What an unusual piece! That's surely one of the many joys of studio glass - finding one-off oddities such as this. In this part of our world, you can virtually never say 'never'....I have to say that I've not yet seen one like this, and the following is said without handling it....
- I don't think it's IOW - in general colours were applied to a colourless base there, rather than being melted in the pot as at Mdina. The colours here also seem more correct for Mdina, particularly the addition of the silver chloride and its effects on the base colour in this way. So, I do think it's Mdina - remember that trails could be applied to Side Stripe vases, and 'wings' to Fish vases, and also that general levels of skill rose considerably when the Boffos joined. They made jugs and other tableware at Whitefriars before that, and before that worked in Italy, so could easily have added a pad base. I'd think that, by then, Michael Harris himself would also have had the skill to add one as well.
- Feeling and holding it will help enormously, but the 'chunkiness', for want of a better word indicates Mdina.

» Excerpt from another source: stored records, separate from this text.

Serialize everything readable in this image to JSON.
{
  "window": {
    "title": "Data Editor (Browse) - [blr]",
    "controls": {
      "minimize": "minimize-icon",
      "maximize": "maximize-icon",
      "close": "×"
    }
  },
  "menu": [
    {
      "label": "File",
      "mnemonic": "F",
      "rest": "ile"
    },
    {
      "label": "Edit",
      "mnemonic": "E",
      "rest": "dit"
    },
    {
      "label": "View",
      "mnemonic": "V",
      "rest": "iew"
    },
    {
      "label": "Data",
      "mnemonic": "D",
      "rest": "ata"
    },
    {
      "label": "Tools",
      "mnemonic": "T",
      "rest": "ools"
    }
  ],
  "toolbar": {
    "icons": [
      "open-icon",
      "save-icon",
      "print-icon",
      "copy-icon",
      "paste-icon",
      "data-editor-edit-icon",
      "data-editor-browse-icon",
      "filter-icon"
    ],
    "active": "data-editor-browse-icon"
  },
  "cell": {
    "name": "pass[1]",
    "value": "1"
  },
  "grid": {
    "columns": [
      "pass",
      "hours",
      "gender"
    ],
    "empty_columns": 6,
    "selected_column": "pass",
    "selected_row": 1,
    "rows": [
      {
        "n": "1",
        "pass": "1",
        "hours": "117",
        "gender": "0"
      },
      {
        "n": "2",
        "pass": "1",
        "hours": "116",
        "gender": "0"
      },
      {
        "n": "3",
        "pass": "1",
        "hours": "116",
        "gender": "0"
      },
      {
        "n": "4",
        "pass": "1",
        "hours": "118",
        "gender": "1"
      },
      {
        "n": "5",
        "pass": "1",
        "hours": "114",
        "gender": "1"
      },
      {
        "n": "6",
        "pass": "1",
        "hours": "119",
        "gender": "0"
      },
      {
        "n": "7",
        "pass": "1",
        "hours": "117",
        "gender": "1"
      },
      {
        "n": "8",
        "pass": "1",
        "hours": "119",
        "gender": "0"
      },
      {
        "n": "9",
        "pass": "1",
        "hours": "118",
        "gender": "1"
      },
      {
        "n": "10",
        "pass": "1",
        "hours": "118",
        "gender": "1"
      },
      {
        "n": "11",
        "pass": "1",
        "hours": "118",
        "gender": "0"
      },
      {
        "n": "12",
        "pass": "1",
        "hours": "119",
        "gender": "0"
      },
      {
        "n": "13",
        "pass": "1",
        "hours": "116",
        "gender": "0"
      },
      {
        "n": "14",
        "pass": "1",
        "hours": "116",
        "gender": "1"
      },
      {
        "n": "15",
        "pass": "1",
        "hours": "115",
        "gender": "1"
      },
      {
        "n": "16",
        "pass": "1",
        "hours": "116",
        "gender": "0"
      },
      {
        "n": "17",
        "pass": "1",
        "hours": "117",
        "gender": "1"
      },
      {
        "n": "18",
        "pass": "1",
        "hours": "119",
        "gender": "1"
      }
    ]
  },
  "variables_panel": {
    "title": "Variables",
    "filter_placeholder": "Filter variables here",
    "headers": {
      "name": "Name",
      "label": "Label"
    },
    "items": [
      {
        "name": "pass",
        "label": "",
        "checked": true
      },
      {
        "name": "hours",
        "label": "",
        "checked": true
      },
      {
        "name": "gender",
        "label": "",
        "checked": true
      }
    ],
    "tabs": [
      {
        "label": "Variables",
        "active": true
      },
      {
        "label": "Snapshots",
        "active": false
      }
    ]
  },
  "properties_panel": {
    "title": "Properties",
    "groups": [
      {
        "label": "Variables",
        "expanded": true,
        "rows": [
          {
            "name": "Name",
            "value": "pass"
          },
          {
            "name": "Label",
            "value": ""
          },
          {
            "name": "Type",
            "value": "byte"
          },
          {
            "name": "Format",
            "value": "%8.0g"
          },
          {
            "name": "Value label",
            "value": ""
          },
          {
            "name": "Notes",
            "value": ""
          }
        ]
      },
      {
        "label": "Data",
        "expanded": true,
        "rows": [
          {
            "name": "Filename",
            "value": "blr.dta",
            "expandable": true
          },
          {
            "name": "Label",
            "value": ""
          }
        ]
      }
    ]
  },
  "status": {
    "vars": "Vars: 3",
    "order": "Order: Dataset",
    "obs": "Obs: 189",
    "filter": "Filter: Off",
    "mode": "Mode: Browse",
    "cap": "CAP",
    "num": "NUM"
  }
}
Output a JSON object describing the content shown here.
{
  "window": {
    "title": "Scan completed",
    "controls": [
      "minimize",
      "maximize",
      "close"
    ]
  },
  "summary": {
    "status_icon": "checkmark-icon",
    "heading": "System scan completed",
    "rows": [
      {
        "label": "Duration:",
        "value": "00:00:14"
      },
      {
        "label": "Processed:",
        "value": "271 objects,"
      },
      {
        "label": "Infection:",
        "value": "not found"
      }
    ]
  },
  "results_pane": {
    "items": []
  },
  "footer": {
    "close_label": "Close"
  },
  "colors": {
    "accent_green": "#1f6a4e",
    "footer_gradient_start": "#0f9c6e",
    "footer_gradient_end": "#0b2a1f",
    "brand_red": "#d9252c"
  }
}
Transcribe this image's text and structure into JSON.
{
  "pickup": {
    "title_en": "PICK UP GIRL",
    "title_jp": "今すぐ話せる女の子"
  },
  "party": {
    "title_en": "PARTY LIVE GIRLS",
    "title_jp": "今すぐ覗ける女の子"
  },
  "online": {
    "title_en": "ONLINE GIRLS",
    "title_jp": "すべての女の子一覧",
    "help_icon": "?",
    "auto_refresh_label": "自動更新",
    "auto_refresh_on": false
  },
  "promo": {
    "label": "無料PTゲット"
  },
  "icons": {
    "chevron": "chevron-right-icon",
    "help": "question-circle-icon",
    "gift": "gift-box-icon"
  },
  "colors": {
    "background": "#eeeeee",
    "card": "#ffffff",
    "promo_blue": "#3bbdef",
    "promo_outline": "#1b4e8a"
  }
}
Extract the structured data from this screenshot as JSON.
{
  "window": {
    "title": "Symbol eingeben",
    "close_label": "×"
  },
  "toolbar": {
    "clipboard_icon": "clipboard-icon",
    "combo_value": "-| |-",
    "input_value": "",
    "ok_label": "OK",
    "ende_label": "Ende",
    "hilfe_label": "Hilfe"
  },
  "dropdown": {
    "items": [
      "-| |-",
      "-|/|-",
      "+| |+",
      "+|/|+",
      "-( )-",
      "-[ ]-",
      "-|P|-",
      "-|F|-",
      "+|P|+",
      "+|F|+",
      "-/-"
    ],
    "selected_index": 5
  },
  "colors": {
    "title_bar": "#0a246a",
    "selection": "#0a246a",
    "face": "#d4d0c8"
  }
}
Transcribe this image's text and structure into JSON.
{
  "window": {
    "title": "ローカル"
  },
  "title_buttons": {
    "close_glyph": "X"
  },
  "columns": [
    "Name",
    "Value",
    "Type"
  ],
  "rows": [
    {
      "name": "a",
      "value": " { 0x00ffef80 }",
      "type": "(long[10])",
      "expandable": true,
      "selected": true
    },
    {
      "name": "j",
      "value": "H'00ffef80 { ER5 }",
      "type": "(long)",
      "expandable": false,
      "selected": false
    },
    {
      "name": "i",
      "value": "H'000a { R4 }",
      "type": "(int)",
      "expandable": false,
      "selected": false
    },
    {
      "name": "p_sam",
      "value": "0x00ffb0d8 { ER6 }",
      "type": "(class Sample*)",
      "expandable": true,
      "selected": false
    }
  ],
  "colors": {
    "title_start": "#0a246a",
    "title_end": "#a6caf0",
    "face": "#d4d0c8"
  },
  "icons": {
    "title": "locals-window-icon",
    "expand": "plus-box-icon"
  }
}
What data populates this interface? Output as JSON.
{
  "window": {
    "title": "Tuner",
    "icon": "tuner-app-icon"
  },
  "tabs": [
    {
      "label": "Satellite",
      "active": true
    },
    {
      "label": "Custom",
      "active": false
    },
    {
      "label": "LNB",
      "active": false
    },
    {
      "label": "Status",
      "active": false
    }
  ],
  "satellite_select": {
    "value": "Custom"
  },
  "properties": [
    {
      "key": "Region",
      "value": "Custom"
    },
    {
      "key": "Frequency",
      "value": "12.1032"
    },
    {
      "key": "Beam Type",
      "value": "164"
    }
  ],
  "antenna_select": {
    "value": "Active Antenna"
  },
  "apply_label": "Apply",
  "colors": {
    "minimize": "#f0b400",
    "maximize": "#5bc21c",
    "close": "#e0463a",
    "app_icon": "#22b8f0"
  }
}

- However, as everyone has said, it is very unusual to have a base like that, especially with a broken pontil mark. It may have been made before the company bought its own grinding machine, and IF it's an experimental piece from sometime after or around late 1969 as I think it probably is, maybe they didn't feel it was worth having it ground flat. Or maybe someone bought it 'off the shelves', so to speak, when they visited the factory and before it could be sent off.
We'll never know...but in short, I think it's an experimental or one-off form (there is a difference) from late 1969-70, and may have been made by Michael Harris and/or one of the Boffos.